There’s an important thing to remember about this more ‘glottal’ attack of the voice: if you overbreathe and BLOW AIR at tightly adducted cords, you WILL experience the destructive glottal attack that Garcia warned against.  This is what he termed the coup de la poitrine or “blow of the chest”.  In a properly sung ‘coup de glotte,’  the singer becomes instantly aware of the unnecessary need to ‘tank up’ or OVERFILL the lungs. Breath is already available, and the singer who begins in this way learns that the instrument will become HIGHLY efficient because there is no overabundance of air needed to sing and sustain most phrases. This would give SOME credence to Richard Miller’s assertion that the onset is the key to finding a breath management system.

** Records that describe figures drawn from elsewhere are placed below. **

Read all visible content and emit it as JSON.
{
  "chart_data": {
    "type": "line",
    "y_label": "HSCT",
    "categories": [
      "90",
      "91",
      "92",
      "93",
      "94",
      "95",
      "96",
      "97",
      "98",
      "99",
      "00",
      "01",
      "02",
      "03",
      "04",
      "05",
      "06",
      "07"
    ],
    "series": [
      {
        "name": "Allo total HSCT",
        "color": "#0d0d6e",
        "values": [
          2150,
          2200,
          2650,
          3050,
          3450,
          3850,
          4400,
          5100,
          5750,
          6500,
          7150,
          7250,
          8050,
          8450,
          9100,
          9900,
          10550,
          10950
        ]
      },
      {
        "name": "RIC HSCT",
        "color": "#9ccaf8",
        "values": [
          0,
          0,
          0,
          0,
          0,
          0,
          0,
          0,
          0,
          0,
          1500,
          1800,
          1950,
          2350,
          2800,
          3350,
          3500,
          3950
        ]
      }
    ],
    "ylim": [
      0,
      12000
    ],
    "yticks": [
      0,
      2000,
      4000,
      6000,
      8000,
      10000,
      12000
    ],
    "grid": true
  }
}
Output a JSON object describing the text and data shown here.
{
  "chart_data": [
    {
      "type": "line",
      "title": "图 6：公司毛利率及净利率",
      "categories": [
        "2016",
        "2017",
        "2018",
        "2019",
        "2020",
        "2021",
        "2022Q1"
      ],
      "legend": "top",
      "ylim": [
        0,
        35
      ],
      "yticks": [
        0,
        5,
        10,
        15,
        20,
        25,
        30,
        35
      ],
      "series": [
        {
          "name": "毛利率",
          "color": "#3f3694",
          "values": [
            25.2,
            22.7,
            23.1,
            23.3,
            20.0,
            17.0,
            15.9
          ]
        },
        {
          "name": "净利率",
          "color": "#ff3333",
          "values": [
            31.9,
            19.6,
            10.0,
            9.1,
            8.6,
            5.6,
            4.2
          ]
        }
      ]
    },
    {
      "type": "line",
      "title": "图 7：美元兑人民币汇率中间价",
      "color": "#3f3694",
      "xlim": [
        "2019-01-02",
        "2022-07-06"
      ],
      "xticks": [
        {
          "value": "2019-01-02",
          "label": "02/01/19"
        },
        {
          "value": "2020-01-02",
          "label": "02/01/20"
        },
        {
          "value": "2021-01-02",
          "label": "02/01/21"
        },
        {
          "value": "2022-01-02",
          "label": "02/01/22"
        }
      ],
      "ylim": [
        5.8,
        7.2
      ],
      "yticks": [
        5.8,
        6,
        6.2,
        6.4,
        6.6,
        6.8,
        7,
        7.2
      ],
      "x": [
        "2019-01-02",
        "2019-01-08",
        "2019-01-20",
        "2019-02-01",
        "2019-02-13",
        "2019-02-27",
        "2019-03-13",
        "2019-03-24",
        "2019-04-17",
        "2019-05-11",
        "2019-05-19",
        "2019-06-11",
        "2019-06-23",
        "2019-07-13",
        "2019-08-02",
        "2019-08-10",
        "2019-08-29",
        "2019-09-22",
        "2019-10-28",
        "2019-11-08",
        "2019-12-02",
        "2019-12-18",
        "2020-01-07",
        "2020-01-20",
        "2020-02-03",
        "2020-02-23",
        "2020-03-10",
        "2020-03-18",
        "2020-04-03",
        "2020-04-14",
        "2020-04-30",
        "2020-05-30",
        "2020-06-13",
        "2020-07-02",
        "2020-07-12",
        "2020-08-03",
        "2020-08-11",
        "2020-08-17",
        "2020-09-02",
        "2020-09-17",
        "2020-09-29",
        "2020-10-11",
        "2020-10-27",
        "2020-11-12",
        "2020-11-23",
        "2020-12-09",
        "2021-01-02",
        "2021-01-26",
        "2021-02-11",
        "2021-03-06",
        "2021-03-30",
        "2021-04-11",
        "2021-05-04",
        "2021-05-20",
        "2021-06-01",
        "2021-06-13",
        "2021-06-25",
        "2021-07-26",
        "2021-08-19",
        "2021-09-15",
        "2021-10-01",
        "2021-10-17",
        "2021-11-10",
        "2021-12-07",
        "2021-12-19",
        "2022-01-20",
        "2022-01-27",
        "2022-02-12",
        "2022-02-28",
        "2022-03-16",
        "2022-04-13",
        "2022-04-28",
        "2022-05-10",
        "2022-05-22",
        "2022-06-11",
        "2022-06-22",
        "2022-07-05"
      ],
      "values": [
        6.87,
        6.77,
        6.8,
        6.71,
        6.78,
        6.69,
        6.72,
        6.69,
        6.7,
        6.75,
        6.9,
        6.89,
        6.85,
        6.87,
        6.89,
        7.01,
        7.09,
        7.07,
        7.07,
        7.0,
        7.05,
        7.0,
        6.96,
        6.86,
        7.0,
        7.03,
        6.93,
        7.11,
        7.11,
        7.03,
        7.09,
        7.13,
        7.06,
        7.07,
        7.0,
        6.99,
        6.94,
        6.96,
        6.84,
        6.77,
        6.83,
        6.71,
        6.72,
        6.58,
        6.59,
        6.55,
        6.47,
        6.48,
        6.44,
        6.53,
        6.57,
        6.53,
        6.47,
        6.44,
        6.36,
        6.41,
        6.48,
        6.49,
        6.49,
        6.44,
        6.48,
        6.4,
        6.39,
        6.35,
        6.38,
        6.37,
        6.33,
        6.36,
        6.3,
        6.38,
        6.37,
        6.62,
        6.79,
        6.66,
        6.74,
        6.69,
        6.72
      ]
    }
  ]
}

The bel canto singers were remarkable in that they appeared NOT to breathe, and take in VAST amounts of air. In fact, many sources say that the secret to the bel canto schooling was to sing on ‘as little air as possible’.  I don’t think this means that we DON’T breathe, or starve the voice of air – but it does point to the importance of the proper “start” or “attack” of the sound as being central to finding an aerodynamically efficient method of singing.

image of Jenny Lind, as she appeared in 1849.